Update – SEO Myth: Press Releases, Links and SEO

The SEO community is at it again and has taken a piece of information from Google’s Matt Cutts and turned an old SEO fact into a new myth.

Matt responded to a forum question about press releases and links with:

I wouldn’t expect links from press release web sites to benefit your rankings – Matt Cutts

Then Barry from Search Engine Roundtable turned that comment into this headline:

Google Cutts: Links From Press Releases Won’t Help – Search Engine Roundtable

These are NOT the same thing.  Those who are not familiar with the many ways press releases can be used might think there is now no SEO value as a result of publishing a press release online.  This is simply not true. The irony of this is that Matt Cutts published the same info 7 years ago!  Links included in press releases hosted on the press release distribution service are what Matt is referring to.  Additionally, Alan Bleiweiss clarifies things with an update from Matt Cutts on the SEJ site that links from sites prone to publishing unfiltered press releases via feed or syndication are probably not going to offer much SEO value either.

Press Releases offer value for SEO when they inspire editorial coverage of the topic and the resulting article on a blog or news website links back to your company site. Press releases hosted on a wire service that rank for your keywords may not pass PageRank but they can certainly send visitors to your site. Same goes for any syndicated pickups of the press release. What’s the point of a release anyway? Rankings or to attract attention and traffic?

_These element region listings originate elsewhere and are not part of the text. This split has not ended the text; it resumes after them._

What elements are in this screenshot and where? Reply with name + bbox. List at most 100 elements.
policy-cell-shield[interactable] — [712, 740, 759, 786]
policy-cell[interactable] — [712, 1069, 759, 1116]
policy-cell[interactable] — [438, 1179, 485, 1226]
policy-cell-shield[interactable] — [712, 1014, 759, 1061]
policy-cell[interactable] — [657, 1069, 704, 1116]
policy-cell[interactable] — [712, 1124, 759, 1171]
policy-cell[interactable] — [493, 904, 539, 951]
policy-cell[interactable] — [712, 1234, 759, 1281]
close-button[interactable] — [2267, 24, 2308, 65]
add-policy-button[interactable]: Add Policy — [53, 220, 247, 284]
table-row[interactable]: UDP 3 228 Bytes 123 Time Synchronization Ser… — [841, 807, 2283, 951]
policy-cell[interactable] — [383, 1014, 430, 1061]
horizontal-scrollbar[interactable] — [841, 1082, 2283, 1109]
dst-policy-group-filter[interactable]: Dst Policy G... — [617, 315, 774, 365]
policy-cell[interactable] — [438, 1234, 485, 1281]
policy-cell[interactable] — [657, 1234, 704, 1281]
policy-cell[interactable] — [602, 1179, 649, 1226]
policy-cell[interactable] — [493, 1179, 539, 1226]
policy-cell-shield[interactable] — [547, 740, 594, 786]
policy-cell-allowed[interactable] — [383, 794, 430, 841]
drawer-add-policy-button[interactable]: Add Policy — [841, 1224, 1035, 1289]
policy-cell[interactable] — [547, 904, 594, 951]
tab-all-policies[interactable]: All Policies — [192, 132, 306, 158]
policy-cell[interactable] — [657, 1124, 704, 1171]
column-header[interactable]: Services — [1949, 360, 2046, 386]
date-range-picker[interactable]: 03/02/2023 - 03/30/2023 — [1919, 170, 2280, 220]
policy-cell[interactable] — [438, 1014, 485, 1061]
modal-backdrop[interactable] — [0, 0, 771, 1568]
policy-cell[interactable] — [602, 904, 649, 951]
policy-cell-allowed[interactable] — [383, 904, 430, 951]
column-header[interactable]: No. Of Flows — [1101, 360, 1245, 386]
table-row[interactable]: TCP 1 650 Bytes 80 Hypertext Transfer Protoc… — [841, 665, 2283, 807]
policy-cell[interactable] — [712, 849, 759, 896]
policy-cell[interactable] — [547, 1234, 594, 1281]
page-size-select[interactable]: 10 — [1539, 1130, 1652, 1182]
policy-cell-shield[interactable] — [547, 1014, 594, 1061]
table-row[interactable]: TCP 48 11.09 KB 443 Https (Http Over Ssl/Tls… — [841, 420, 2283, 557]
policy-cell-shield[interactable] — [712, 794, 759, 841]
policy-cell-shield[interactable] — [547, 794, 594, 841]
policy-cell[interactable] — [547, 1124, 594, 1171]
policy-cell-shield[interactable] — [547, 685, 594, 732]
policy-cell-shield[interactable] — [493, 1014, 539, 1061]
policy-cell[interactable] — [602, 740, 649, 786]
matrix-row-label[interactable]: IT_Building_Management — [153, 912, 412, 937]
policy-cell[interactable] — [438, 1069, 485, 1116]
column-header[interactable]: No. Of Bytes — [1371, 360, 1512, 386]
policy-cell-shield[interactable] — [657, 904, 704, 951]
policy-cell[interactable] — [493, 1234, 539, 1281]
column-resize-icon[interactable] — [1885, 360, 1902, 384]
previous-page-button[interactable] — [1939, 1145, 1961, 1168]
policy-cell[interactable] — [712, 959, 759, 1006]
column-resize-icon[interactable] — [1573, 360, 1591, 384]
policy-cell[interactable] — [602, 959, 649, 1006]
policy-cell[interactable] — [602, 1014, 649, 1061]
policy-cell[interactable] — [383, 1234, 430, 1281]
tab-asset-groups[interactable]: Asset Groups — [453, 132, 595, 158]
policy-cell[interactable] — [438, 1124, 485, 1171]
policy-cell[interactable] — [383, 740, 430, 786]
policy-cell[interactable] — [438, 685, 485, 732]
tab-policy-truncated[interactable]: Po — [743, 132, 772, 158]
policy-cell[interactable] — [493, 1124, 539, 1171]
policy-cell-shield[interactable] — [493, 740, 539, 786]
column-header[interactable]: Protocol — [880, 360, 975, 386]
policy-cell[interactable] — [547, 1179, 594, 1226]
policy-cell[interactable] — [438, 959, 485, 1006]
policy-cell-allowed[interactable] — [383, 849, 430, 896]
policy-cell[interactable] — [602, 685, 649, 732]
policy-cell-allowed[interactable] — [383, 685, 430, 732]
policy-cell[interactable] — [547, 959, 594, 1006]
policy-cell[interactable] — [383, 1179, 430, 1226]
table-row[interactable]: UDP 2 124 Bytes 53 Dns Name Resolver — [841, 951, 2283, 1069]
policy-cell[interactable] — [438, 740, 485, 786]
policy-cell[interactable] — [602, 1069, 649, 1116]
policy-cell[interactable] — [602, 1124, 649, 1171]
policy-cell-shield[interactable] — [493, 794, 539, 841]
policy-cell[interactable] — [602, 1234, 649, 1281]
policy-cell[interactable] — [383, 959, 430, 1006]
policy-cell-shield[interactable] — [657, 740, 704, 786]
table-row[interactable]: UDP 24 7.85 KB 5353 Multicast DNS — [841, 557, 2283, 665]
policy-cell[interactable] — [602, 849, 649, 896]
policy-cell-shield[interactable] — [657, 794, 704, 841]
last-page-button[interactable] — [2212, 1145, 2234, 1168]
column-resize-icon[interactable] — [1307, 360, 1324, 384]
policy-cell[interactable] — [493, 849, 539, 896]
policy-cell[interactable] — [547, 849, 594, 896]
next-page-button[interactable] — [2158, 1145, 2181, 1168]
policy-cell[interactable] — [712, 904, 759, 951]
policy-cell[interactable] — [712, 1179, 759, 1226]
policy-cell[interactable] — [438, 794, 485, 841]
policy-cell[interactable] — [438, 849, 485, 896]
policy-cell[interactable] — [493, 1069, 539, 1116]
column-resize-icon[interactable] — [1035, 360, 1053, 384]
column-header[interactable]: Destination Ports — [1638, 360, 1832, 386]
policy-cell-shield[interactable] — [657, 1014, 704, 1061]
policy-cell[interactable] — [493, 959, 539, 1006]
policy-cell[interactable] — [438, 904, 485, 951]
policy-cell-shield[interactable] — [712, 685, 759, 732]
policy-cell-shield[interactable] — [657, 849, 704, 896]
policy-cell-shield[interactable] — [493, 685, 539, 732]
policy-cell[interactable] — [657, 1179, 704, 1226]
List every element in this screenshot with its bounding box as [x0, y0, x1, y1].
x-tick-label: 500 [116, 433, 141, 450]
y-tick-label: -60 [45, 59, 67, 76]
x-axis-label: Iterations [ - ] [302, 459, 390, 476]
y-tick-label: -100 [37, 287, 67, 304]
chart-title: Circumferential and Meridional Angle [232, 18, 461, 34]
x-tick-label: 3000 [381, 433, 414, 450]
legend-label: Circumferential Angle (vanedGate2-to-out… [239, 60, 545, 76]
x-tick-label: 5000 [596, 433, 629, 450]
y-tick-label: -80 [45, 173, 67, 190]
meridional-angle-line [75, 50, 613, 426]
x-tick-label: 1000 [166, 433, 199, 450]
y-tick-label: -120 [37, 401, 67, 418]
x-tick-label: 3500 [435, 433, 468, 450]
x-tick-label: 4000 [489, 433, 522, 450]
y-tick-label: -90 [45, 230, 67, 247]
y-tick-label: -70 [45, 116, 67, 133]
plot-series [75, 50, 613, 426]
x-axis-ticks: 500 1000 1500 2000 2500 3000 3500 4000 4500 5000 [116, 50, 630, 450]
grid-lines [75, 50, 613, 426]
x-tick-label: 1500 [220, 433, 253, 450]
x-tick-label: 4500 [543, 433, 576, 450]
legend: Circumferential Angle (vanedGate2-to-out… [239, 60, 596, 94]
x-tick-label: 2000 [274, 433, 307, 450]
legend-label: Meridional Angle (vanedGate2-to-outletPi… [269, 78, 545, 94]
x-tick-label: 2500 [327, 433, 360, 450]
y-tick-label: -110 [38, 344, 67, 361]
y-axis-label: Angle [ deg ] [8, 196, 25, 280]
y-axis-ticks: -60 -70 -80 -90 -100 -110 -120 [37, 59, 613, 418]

This series is a preview to my presentation at the NMX conference (BlogWorld) on January 8th (Tuesday) at the Rio in Las Vegas. Here’s the official session description:

War of Words: Myth-Busting Social, SEO & Content

This just in: “SEO is Dead”, “There is no ROI in Social Media” and many other proclamations are made in industry press and on blogs just about every week. And yet investment in social, search and content are all on the rise. Why the disconnect? From pageview journalism to egomaniacal SEO superstar wannabe’s, sweeping generalizations and out of context observations have created a number of myths about these highly effective online marketing channels.

This presentation will identify and bust the most common myths about SEO, Social Media and Content Marketing plus provide attendees with examples of how an integrated approach will win the battle and the war for more customers, better engagement and online marketing success.

Takeaways:

  • Distinguish fact from fiction about social, SEO and Content Marketing
  • Discover a model for integration that gets results
  • See examples of modern social, SEO & content in action

A free copy of Optimize will be given to the top 2 people who livetweet the presentation.  I hope to see you there! (Registration info)

What are some of the biggest “myths” you’ve heard about social media marketing? Any suggestions for myth-busting about content marketing or SEO?